Beverly Shaffer

Beverly Shaffer ( born May 8, 1945 in Montreal ) is a Canadian director and producer. With her documentary short film I'll Find a Way she won an Oscar.

Life and work

Beverly Shaffer holds a degree in comparative religion and philosophy at McGill University, graduating with a BA in 1967. She then worked for two years as a high school teacher. In 1971, she earned a master's degree in the art film at Boston University. After that she worked until 1976 when Boston educational television channel WGBH - TV, which belongs to the broadcasting network Public Broadcasting Service. There, she ran searches for the program The reporter and worked as a production assistant for the children's series zoom, the popular science series Nova and The Advocates.

1975 Shaffer came to a place in Studio D at the National Film Board of Canada, for which she produced films over the next 25 years. First she turned ten posts for the Direct Cinema series Children of Canada. This included their short documentary I'll Find a Way about a girl with spina bifida, which was in 1978 awarded an Oscar in the category Best Short Film. Other documentaries followed.

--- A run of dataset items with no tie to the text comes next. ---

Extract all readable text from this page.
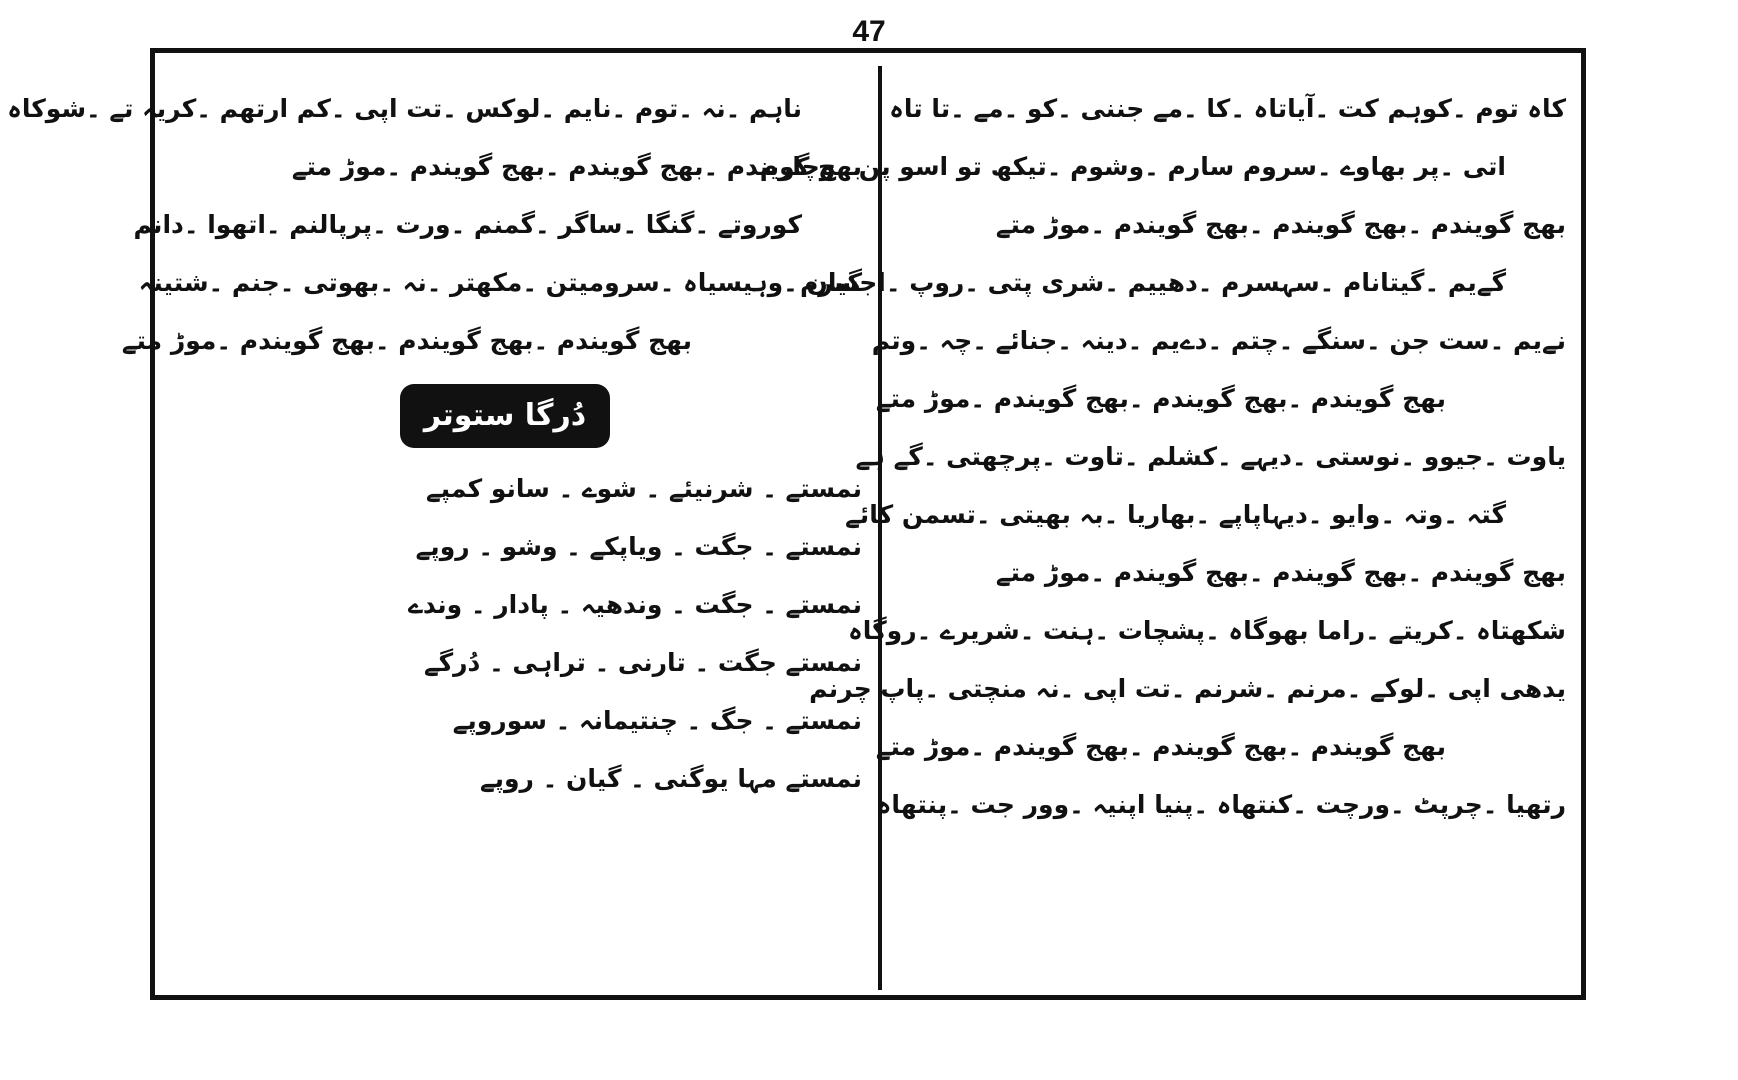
47
کاہ توم ۔کوہم کت ۔آیاتاہ ۔کا ۔مے جننی ۔کو ۔مے ۔تا تاہ
اتی ۔پر بھاوے ۔سروم سارم ۔وشوم ۔تیکھ تو اسو پن ۔وچارم
بھج گویندم ۔بھج گویندم ۔بھج گویندم ۔موڑ متے
گےیم ۔گیتانام ۔سہسرم ۔دھییم ۔شری پتی ۔روپ ۔اجسرم
نےیم ۔ست جن ۔سنگے ۔چتم ۔دےیم ۔دینہ ۔جنائے ۔چہ ۔وتم
بھج گویندم ۔بھج گویندم ۔بھج گویندم ۔موڑ متے
یاوت ۔جیوو ۔نوستی ۔دیہے ۔کشلم ۔تاوت ۔پرچھتی ۔گے ہے
گتہ ۔وتہ ۔وایو ۔دیہاپاپے ۔بھاریا ۔بہ بھیتی ۔تسمن کائے
بھج گویندم ۔بھج گویندم ۔بھج گویندم ۔موڑ متے
شکھتاہ ۔کریتے ۔راما بھوگاہ ۔پشچات ۔ہنت ۔شریرے ۔روگاہ
یدھی اپی ۔لوکے ۔مرنم ۔شرنم ۔تت اپی ۔نہ منچتی ۔پاپ چرنم
بھج گویندم ۔بھج گویندم ۔بھج گویندم ۔موڑ متے
رتھیا ۔چرپٹ ۔ورچت ۔کنتھاہ ۔پنیا اپنیہ ۔وور جت ۔پنتھاہ
ناہم ۔نہ ۔توم ۔نایم ۔لوکس ۔تت اپی ۔کم ارتھم ۔کریہ تے ۔شوکاہ
بھج گویندم ۔بھج گویندم ۔بھج گویندم ۔موڑ متے
کوروتے ۔گنگا ۔ساگر ۔گمنم ۔ورت ۔پرپالنم ۔اتھوا ۔دانم
گیان ۔وہیسیاہ ۔سرومیتن ۔مکھتر ۔نہ ۔بھوتی ۔جنم ۔شتینہ
بھج گویندم ۔بھج گویندم ۔بھج گویندم ۔موڑ متے
دُرگا ستوتر
نمستے ۔ شرنیئے ۔ شوے ۔ سانو کمپے
نمستے ۔ جگت ۔ ویاپکے ۔ وشو ۔ روپے
نمستے ۔ جگت ۔ وندھیہ ۔ پادار ۔ وندے
نمستے جگت ۔ تارنی ۔ تراہی ۔ دُرگے
نمستے ۔ جگ ۔ چنتیمانہ ۔ سوروپے
نمستے مہا یوگنی ۔ گیان ۔ روپے
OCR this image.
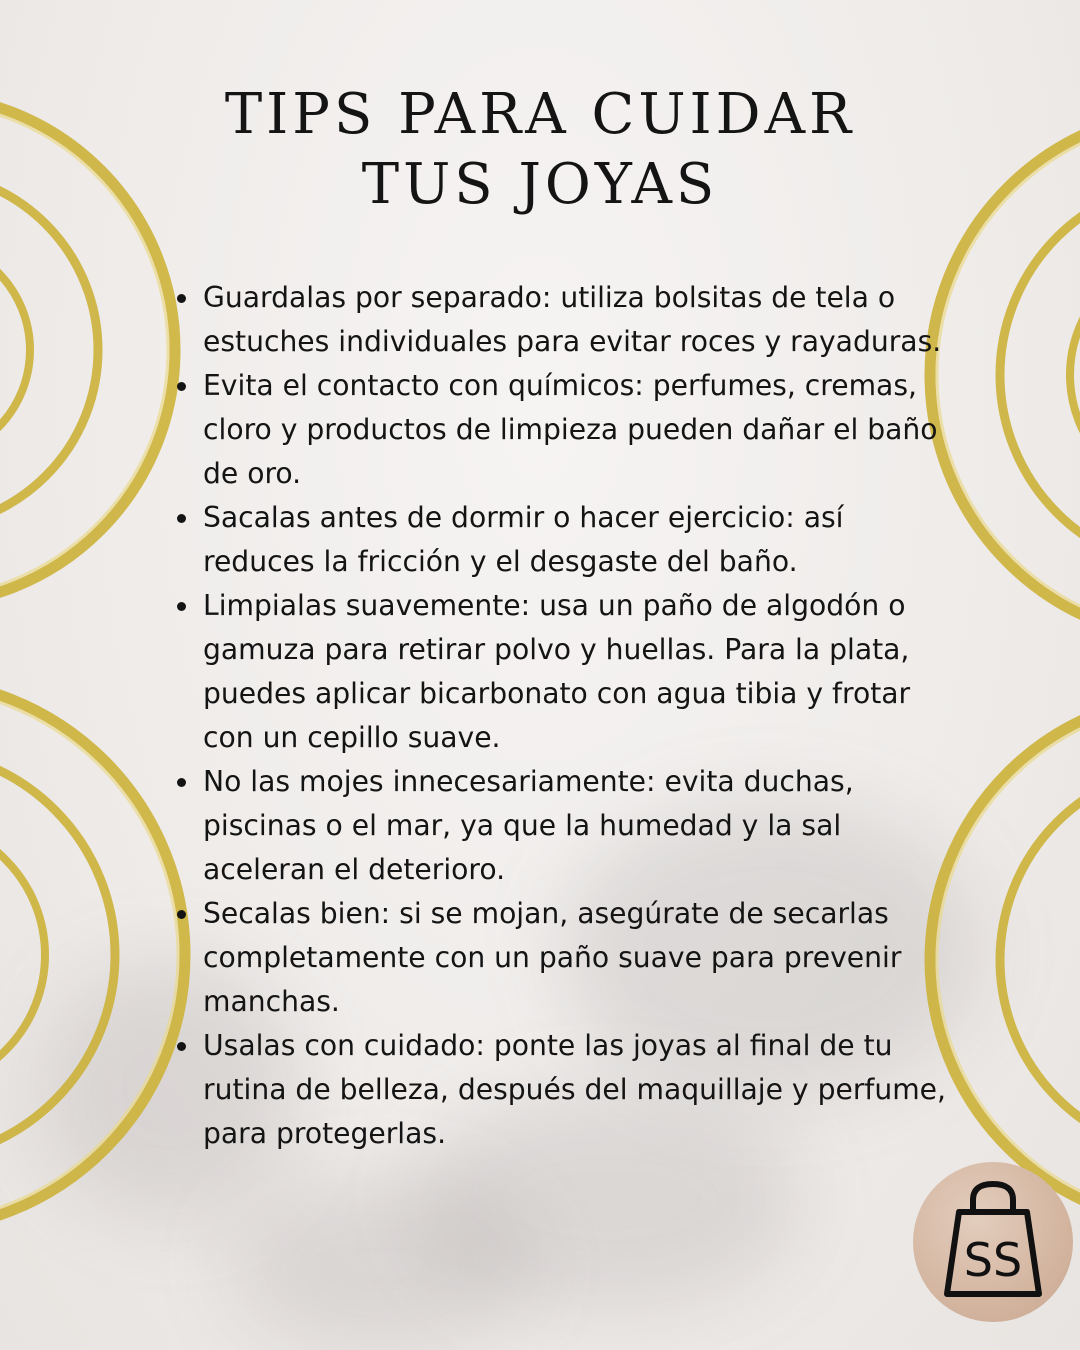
TIPS PARA CUIDAR
TUS JOYAS
Guardalas por separado: utiliza bolsitas de tela o estuches individuales para evitar roces y rayaduras.
Evita el contacto con químicos: perfumes, cremas, cloro y productos de limpieza pueden dañar el baño de oro.
Sacalas antes de dormir o hacer ejercicio: así reduces la fricción y el desgaste del baño.
Limpialas suavemente: usa un paño de algodón o gamuza para retirar polvo y huellas. Para la plata, puedes aplicar bicarbonato con agua tibia y frotar con un cepillo suave.
No las mojes innecesariamente: evita duchas, piscinas o el mar, ya que la humedad y la sal aceleran el deterioro.
Secalas bien: si se mojan, asegúrate de secarlas completamente con un paño suave para prevenir manchas.
Usalas con cuidado: ponte las joyas al final de tu rutina de belleza, después del maquillaje y perfume, para protegerlas.
SS
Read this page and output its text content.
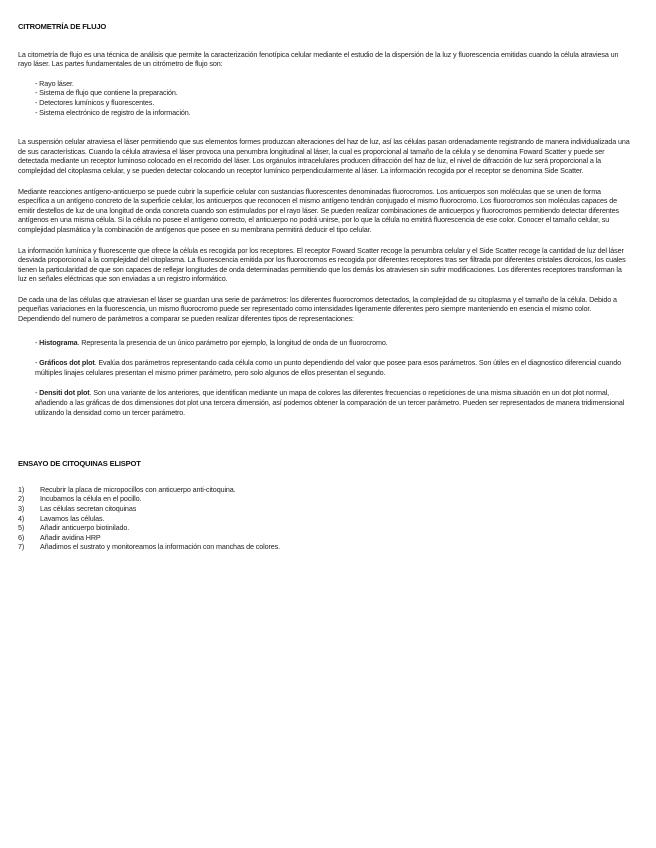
CITROMETRÍA DE FLUJO

La citometría de flujo es una técnica de análisis que permite la caracterización fenotípica celular mediante el estudio de la dispersión de la luz y fluorescencia emitidas cuando la célula atraviesa un rayo láser. Las partes fundamentales de un citrómetro de flujo son:

- Rayo láser.
- Sistema de flujo que contiene la preparación.
- Detectores lumínicos y fluorescentes.
- Sistema electrónico de registro de la información.

La suspensión celular atraviesa el láser permitiendo que sus elementos formes produzcan alteraciones del haz de luz, así las células pasan ordenadamente registrando de manera individualizada una de sus características. Cuando la célula atraviesa el láser provoca una penumbra longitudinal al láser, la cual es proporcional al tamaño de la célula y se denomina Foward Scatter y puede ser detectada mediante un receptor luminoso colocado en el recorrido del láser. Los orgánulos intracelulares producen difracción del haz de luz, el nivel de difracción de luz será proporcional a la complejidad del citoplasma celular, y se pueden detectar colocando un receptor lumínico perpendicularmente al láser. La información recogida por el receptor se denomina Side Scatter.

Mediante reacciones antígeno-anticuerpo se puede cubrir la superficie celular con sustancias fluorescentes denominadas fluorocromos. Los anticuerpos son moléculas que se unen de forma específica a un antígeno concreto de la superficie celular, los anticuerpos que reconocen el mismo antígeno tendrán conjugado el mismo fluorocromo. Los fluorocromos son moléculas capaces de emitir destellos de luz de una longitud de onda concreta cuando son estimulados por el rayo láser. Se pueden realizar combinaciones de anticuerpos y fluorocromos permitiendo detectar diferentes antígenos en una misma célula. Si la célula no posee el antígeno correcto, el anticuerpo no podrá unirse, por lo que la célula no emitirá fluorescencia de ese color. Conocer el tamaño celular, su complejidad plasmática y la combinación de antígenos que posee en su membrana permitirá deducir el tipo celular.

La información lumínica y fluorescente que ofrece la célula es recogida por los receptores. El receptor Foward Scatter recoge la penumbra celular y el Side Scatter recoge la cantidad de luz del láser desviada proporcional a la complejidad del citoplasma. La fluorescencia emitida por los fluorocromos es recogida por diferentes receptores tras ser filtrada por diferentes cristales dicroicos, los cuales tienen la particularidad de que son capaces de reflejar longitudes de onda determinadas permitiendo que los demás los atraviesen sin sufrir modificaciones. Los diferentes receptores transforman la luz en señales eléctricas que son enviadas a un registro informático.

De cada una de las células que atraviesan el láser se guardan una serie de parámetros: los diferentes fluorocromos detectados, la complejidad de su citoplasma y el tamaño de la célula. Debido a pequeñas variaciones en la fluorescencia, un mismo fluorocromo puede ser representado como intensidades ligeramente diferentes pero siempre manteniendo en esencia el mismo color. Dependiendo del numero de parámetros a comparar se pueden realizar diferentes tipos de representaciones:

- Histograma. Representa la presencia de un único parámetro por ejemplo, la longitud de onda de un fluorocromo.

- Gráficos dot plot. Evalúa dos parámetros representando cada célula como un punto dependiendo del valor que posee para esos parámetros. Son útiles en el diagnostico diferencial cuando múltiples linajes celulares presentan el mismo primer parámetro, pero solo algunos de ellos presentan el segundo.

- Densiti dot plot. Son una variante de los anteriores, que identifican mediante un mapa de colores las diferentes frecuencias o repeticiones de una misma situación en un dot plot normal, añadiendo a las gráficas de dos dimensiones dot plot una tercera dimensión, así podemos obtener la comparación de un tercer parámetro. Pueden ser representados de manera tridimensional utilizando la densidad como un tercer parámetro.

ENSAYO DE CITOQUINAS ELISPOT
1)	Recubrir la placa de micropocillos con anticuerpo anti-citoquina.
2)	Incubamos la célula en el pocillo.
3)	Las células secretan citoquinas
4)	Lavamos las células.
5)	Añadir anticuerpo biotinilado.
6)	Añadir avidina HRP
7)	Añadimos el sustrato y monitoreamos la información con manchas de colores.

Controversy sparked Shaffer's one-hour documentary, To a Safer Place ( 1987), which has been taking up the issue of incest and first aired in the PBS television show Frontline. It reported an adult female from the years of abuse by her father, she could end by escape from the parental home until the age of 14, since no one believed her. The documentary was also shown on BBC and CBC, won multiple awards and used by social workers.

In the 1990s, Shaffer produced seven episodes of the series Children of Jerusalem on Israeli and Palestinian children as well as a sequel to I'll Find a Way, titled Just a Wedding in which the portrayed girl marries. In Just a Wedding she began re-enactments to create dramatic effects.

Her last film Mr. Mergler 's Gift appeared in 2005. The documentary short film is about a dying piano teacher and his last student.